Summer SWEThogs is starting on Saturday, and I’m excited. I personally love running in in the Tucson heat. If you are avoiding running in the heat, here’s some items to consider that may help change your mind.
- Running in the heat is less efficient. It seems counter-intuitive to run less efficient, but in this case the inefficiency is helping your training by adding difficulty to your workout. There are a few reasons for this. One is that the body directs blood flow to your skin to help remove body heat. This is why people become flushed in the heat. Blood, and the oxygen it is carrying, that is being routed to your skin for cooling is not being directed to your muscles for propulsion, making you less efficient, adding extra load to your workout, which will ultimately make you stronger. The second reason it’s less efficient is something called “density altitude”.

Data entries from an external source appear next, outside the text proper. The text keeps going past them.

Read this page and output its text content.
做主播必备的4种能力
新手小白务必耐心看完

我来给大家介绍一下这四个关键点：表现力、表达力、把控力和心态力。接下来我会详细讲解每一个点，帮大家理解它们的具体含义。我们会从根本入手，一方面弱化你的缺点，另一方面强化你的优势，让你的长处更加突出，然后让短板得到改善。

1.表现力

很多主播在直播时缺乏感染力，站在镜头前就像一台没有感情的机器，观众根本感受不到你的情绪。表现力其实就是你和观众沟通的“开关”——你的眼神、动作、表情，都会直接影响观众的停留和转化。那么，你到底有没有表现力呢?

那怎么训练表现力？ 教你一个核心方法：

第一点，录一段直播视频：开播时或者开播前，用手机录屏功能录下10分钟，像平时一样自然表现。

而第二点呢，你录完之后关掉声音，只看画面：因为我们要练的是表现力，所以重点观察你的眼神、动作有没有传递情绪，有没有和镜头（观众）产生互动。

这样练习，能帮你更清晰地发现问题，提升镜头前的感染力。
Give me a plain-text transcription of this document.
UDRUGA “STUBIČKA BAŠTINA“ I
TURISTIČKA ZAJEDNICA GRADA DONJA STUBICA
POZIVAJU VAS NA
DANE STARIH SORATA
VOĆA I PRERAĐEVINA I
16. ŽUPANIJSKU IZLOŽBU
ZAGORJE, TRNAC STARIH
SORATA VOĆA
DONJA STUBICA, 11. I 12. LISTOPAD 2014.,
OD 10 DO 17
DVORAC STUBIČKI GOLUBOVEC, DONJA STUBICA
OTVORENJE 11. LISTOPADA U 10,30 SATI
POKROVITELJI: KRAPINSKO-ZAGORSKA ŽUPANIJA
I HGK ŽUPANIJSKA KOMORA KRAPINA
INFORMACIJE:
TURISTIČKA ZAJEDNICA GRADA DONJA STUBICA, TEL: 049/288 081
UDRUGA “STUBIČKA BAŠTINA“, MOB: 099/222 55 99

- Density altitude is a concept I learned about when I learned to fly, and it’s something I love to geek out about when it comes to running. I’m surprised it’s not covered more as a running concept. As we remember from high school physics, as a gas warms up, the molecules become more energetic and spread out. This causes the gas to be less dense. It’s like going up in altitude simply because the temp is going up. This really affects airplanes trying to take off, but this also affects a runner in the heat. Every breath you take (cue the Police) has less oxygen in it, making us less efficient. Tucson running and training is uniquely situated to be affected by density altitude. Tucson is at 2500 feet physical elevation, but only at 2500 feet density altitude when the temps are cool (59 degrees). As I write this, the temp outside is 81 degrees. I called the airport and the current density altitude for Tucson is 4800 feet. Add more heat (May or June) or more altitude to the equation (I’m looking at you, Oro Valley), and the effect is greater. When it’s 95 degrees outside, it may be over 6500 feet. Essentially, we get altitude training without having to leave home in the summer.
- Hot weather running is more comfortable for me. As a guy who sweats a lot, I feel colder most of the year, because as I start to sweat on a run, the low humidity in Tucson causes the sweat to rapidly evaporate. Water that is evaporating draws heat off with it, which is why humans evolved to sweat the way we do. It’s also the principal behind Tucson’s ubiquitous swamp coolers. I start to run, then I start to sweat, and suddenly I’m a bipedal swamp cooler out doing an hour run. When it’s cold out (or even just cool), that’s just miserable for me. Bring on the summer hot. Conversely…
- The low humidity in Tucson means that our sweat cools us more effectively than it would someplace with an 80% humidity. We can run comfortably in Tucson in 90 degree plus temps because our sweat actually evaporates, rather than just drip off of us. I think many Tucson transplants from back east lose sight of this and avoid summer running because they remember how miserable summer heat and humidity can make them.
- The need to deliver all that sweat in the summer causes an increase in blood plasma volume. This will cause a small weight gain in us, but its additional volume will cause your heart to have to work harder which will help increase your cardiovascular fitness.
- Hot weather running is harder. As runners, sometimes we need to do hard things not just to strengthen our bodies, but to strengthen our will power. The mental toughness we get running in the heat is invaluable when we are having a bad training session or a tough race.
- All of the above problems instantly disappear when you travel someplace cool at sea level and race, but not the additional strength you gained from the heat. That Rock n’ Roll San Diego or any of the coastal events will feel so much easier because of your heat training.
Running in the heat is safe when we properly acclimatize ourselves to the heat and pay attention to proper hydration and electrolytes. Our SWEThogs program will start you with an easier base and build you up as the temps climb, giving us plenty of time to acclimatize. I’m looking forward to sweating with you this summer!